To some extent, Nvidia and AMD only need to focus on the chip product itself, and do not need to conquer the process technology in the wafer foundry, which can maintain a faster new product speed.
In addition, unlike Intel, Qualcomm does not produce chips on its own, but relies on companies such as Taiwan Semiconductor Manufacturing Company and Samsung to handle chip production.
Dai Hui believes that although Intel's position in the global data center is very strong, as the originator of IDM, inertia is too large, and high-end chips are better not to take the IDM route.
Dai Hui believes that Intel's burden in the foundry business is too heavy and continues to lose money.

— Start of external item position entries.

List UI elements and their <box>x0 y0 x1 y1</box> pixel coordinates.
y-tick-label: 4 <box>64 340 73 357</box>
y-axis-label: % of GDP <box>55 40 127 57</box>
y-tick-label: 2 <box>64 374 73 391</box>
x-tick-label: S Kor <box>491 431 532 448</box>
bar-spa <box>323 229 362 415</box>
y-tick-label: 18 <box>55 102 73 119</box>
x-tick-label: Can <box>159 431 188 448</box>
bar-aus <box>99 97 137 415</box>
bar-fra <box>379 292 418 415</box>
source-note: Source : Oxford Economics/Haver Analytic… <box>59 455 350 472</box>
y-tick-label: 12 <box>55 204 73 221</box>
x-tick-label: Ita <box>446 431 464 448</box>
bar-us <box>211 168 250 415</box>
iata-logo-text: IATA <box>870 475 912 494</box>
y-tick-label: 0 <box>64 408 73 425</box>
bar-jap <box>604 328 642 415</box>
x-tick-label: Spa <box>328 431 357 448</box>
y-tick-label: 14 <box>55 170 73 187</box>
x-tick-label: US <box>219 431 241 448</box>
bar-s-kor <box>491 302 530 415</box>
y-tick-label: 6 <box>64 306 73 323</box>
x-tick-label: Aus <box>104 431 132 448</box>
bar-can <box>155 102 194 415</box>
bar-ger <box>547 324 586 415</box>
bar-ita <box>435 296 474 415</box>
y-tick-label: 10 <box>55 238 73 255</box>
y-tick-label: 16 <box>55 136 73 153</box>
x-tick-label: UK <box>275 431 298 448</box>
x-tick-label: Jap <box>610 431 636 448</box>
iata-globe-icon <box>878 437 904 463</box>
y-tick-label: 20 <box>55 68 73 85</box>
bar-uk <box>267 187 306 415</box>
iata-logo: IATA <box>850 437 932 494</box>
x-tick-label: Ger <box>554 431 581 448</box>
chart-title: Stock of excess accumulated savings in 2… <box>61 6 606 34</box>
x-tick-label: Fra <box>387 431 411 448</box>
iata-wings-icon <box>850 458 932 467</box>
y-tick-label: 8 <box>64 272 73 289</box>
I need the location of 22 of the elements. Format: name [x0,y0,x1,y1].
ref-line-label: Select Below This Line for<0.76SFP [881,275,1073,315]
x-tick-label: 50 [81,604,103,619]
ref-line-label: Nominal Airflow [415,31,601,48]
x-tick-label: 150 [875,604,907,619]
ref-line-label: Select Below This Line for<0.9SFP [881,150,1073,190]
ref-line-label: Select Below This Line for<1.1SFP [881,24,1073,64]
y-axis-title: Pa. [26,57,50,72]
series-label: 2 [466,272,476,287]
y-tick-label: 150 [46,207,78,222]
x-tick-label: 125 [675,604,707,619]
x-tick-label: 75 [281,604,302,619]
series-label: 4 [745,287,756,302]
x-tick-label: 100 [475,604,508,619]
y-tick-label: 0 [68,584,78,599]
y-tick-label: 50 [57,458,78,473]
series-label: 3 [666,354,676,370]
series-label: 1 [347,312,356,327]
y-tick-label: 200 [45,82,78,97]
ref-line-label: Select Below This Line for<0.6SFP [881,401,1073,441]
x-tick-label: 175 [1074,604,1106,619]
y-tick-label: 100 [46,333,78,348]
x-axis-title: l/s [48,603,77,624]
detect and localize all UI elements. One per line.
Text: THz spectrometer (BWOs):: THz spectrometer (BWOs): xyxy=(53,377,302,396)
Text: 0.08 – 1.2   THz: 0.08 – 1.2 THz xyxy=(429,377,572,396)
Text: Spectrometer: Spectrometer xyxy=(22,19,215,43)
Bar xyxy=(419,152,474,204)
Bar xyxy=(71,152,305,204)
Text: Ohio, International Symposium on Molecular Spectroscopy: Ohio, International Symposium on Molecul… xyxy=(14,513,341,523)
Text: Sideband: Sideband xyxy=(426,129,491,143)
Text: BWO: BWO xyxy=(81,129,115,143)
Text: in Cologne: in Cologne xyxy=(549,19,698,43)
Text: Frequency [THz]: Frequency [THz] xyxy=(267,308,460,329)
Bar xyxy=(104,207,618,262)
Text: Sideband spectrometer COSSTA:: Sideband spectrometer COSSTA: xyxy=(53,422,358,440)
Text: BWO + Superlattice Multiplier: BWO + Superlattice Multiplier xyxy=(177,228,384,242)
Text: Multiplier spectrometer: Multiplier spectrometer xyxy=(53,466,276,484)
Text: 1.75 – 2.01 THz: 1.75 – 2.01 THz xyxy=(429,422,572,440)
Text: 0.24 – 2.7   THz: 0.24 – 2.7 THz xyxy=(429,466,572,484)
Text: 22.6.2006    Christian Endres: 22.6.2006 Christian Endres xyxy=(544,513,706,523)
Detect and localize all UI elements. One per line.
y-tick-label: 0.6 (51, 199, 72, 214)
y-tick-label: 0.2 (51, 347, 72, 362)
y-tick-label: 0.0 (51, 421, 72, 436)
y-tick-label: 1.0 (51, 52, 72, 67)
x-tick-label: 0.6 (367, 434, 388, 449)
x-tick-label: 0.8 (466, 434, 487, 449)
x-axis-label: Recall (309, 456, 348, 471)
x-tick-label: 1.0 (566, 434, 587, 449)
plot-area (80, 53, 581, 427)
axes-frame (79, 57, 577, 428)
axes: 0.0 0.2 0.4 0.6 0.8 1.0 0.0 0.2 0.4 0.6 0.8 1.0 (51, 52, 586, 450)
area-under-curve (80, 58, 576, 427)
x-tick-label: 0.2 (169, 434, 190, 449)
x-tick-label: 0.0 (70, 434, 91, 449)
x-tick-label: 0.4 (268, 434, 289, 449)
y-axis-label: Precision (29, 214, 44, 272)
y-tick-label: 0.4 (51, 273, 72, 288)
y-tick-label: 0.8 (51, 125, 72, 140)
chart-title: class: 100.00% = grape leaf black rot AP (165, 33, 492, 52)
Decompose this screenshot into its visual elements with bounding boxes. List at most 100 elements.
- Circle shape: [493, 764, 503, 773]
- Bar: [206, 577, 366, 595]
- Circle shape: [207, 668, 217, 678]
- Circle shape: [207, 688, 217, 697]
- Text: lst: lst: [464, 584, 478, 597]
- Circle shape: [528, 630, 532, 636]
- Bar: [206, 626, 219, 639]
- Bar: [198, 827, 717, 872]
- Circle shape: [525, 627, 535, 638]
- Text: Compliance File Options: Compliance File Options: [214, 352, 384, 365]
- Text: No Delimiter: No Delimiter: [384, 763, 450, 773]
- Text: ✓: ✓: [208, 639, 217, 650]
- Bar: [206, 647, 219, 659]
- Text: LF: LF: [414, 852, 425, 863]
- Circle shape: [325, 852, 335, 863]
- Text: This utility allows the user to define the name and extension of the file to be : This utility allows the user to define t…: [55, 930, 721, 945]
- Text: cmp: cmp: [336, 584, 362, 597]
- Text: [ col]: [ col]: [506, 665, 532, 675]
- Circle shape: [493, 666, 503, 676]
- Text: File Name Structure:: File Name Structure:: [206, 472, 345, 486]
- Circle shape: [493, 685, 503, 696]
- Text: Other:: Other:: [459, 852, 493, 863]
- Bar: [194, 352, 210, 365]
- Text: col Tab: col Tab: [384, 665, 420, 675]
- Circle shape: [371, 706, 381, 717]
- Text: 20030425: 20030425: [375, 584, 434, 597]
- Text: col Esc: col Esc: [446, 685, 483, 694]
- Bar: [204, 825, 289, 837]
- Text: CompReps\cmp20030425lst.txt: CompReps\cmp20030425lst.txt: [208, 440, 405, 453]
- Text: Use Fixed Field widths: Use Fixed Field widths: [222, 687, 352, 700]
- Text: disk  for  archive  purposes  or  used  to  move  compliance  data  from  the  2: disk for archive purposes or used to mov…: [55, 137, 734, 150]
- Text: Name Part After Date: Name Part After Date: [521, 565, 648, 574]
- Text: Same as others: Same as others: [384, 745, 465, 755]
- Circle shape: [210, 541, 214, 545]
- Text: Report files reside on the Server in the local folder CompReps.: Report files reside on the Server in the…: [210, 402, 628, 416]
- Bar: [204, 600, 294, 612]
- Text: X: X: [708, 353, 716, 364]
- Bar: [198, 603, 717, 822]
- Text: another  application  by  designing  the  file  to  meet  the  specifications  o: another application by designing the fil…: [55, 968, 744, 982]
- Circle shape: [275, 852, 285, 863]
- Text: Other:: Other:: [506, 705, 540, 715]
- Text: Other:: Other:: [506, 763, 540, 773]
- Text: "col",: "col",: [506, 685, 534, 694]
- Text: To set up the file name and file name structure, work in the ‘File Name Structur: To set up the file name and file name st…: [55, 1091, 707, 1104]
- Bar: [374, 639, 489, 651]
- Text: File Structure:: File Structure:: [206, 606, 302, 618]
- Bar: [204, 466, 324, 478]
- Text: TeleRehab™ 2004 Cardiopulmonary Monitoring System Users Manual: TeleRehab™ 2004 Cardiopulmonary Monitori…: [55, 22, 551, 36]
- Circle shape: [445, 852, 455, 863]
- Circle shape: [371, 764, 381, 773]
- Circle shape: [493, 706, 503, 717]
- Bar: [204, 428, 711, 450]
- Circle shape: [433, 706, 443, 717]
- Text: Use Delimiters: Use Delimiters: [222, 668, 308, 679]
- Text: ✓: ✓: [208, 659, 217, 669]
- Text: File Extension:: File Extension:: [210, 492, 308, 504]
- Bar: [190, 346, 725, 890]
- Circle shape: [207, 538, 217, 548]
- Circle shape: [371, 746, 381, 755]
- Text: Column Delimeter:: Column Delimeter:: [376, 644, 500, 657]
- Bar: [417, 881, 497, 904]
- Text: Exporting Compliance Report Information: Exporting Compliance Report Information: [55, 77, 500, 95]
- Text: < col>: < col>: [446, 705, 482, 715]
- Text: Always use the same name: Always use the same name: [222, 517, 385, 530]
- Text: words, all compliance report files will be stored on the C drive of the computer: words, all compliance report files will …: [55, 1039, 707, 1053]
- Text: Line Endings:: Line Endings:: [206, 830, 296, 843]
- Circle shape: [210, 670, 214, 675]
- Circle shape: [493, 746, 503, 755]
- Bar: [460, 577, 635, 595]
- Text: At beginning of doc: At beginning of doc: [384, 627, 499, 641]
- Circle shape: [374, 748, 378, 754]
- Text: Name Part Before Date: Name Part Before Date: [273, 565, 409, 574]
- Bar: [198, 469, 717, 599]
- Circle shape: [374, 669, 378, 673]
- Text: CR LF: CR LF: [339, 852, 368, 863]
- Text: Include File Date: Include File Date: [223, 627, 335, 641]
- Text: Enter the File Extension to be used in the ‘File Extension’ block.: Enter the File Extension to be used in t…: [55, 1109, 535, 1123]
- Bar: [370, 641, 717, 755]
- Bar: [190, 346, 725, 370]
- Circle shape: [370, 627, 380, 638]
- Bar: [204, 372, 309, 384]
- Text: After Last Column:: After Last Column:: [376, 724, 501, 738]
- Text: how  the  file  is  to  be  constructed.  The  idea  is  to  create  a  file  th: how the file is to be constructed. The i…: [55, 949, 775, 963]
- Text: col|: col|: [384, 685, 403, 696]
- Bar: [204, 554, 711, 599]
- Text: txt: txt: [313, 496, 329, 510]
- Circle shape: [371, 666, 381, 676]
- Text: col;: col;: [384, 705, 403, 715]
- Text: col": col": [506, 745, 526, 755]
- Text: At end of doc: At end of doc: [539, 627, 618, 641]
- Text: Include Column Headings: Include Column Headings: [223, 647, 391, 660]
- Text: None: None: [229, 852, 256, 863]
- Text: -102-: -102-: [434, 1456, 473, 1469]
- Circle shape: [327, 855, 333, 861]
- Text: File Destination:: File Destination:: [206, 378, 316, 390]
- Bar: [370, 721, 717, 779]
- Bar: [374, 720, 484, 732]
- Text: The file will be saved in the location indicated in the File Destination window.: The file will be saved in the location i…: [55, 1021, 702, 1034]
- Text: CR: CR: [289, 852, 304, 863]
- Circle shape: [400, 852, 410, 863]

For the foundry business losing $2.8 billion in the second quarter, Intel CFO David Zinsner once summarized the reasons: on the one hand, more than 85% of the wafers still use the nodes before the introduction of EUV lithography machines, resulting in a lack of competitive cost structure; on the other hand, Intel is accelerating the push for Intel 4 and Intel 3 process wafers from the Oregon factory to the Ireland factory production, which will lead to higher wafer manufacturing costs in the short term, and the expansion of the Ireland factory will also affect the profitability of the foundry business.
In addition to losses, Intel is also facing pressure from emerging companies to develop their own chips.
There are reports that OpenAI is working with several chip design companies to develop new chips, hoping to build a new giant with a value exceeding AMD, Nvidia, and Intel.
However, Pat still believes that Intel's capabilities in design and manufacturing are still the competitive advantage and source of strength of this company.
"Now, we have completed the transition to extreme ultraviolet (EUV) lithography technology, it's time to shift from the phase of accelerated investment to a more normal rhythm of node development, and a more flexible and efficient capital plan."
Pat said.
However, the opportunities in the chip market are fleeting, and there is not much trial and error time left for Intel.
However, the acquisition is still far from completion.
Industry insiders say that potential acquisition deals will become complicated due to antitrust and national security issues.
Both Intel and Qualcomm's deals have been rejected by antitrust enforcement agencies, Intel failed to successfully acquire Tower Semiconductor, and Qualcomm also failed to acquire NXP.